We wish our readers a happy new year.
* It is necessary to use the expression “restitution for unjust enrichment” to distinguish it from “restitution for wrongs” ie cases in which the remedy is still gain-based, but founded on a wrong as opposed to unjust enrichment.
Even on the so-called "justice" of the case, how is it just for the seller to be asked to repay the amount to the carrier? Basically, the carrier was the negligent party on the facts: the consumer forum had decreed an award against the carrier. Can the carrier now turn around and effectively place all its losses on the seller??
Really nice write-up Niranjan. Unlike the UK, India still lacks 'settled principles' on this subject. This is an area which can have more and more clarity only through sound and well-reasoned judicial pronouncements by the higher judiciary in India.
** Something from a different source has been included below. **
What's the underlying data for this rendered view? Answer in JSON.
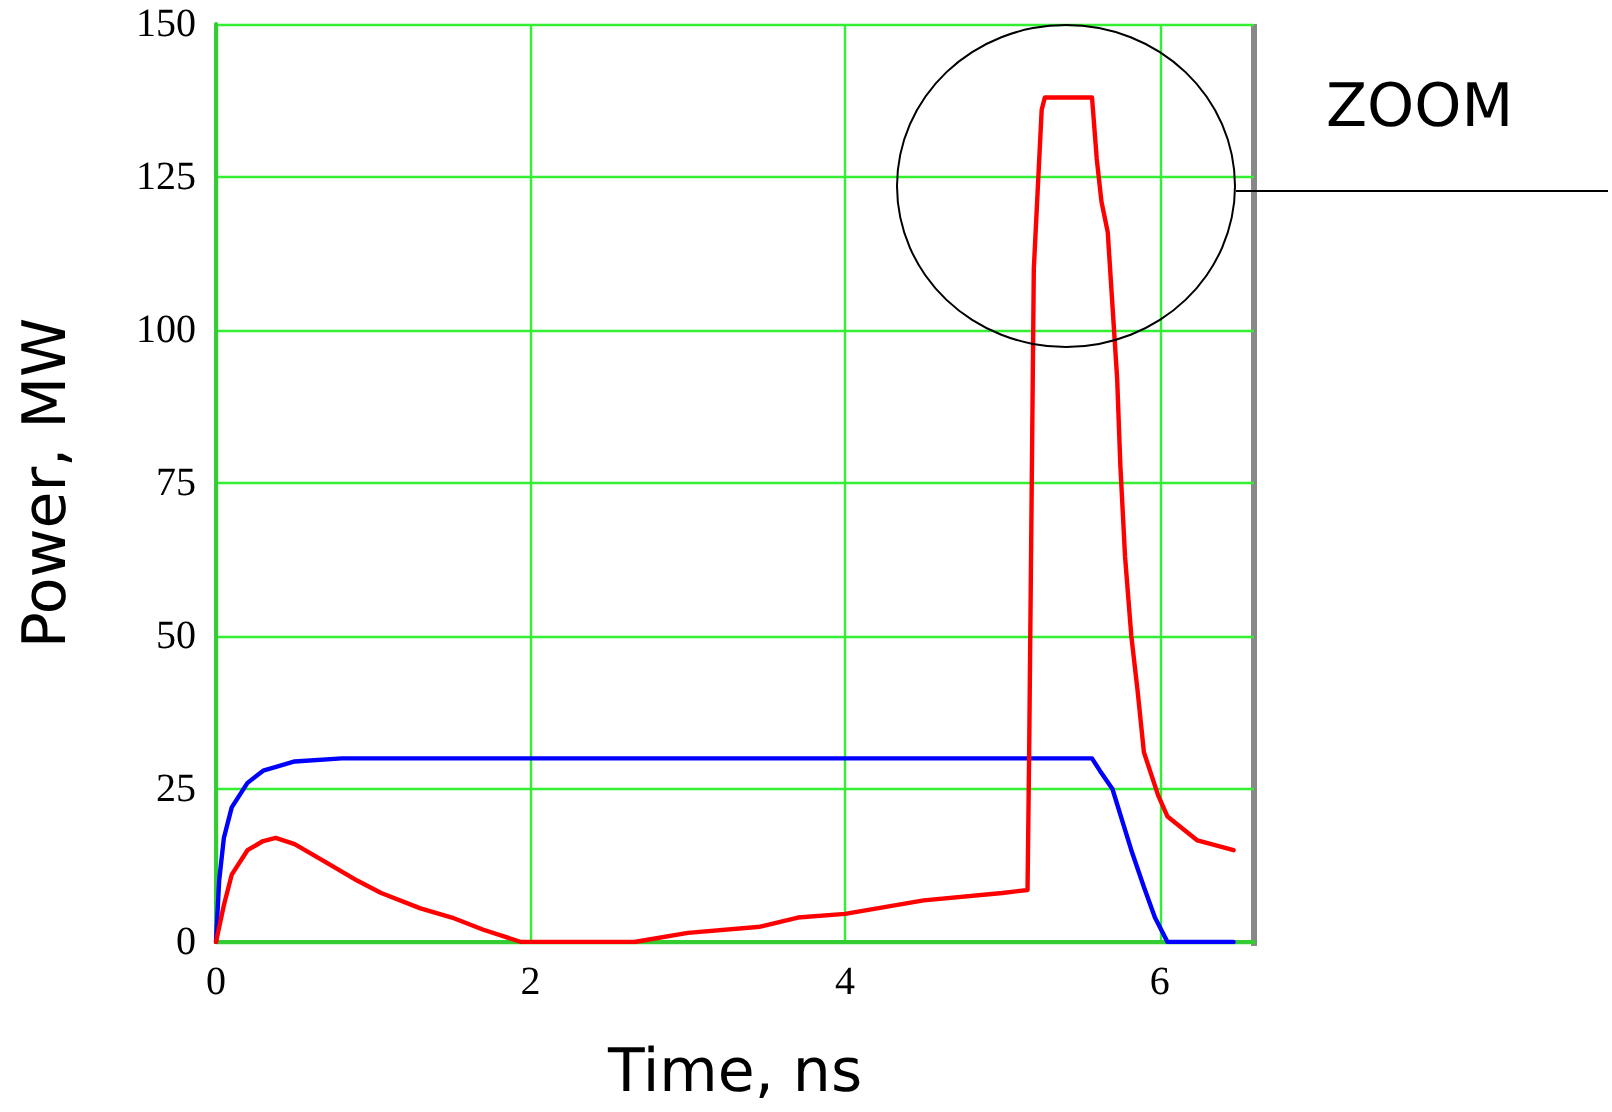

Happy New Near to as well!
@Anonymous, that's right in one sense, but I think what the Supreme Court was getting at was that the seller now had the goods as well as the sale consideration. Of course, the point that no unjust factor was identified remains.
@Shri, thanks! I agree.
This is an excellent write-up. However, would the common law of restitution for unjust enrichment continue to apply in India outside the realm of sections 68-72? The Indian Contract Act differs considerably from the common law position. Going by the observations in CPAG vs. Secretary of State for Work & Pensions and Prof. Burrows's article in LQR 2012, the statutory remedy that is inconsistent with common law must be held to have displaced the latter.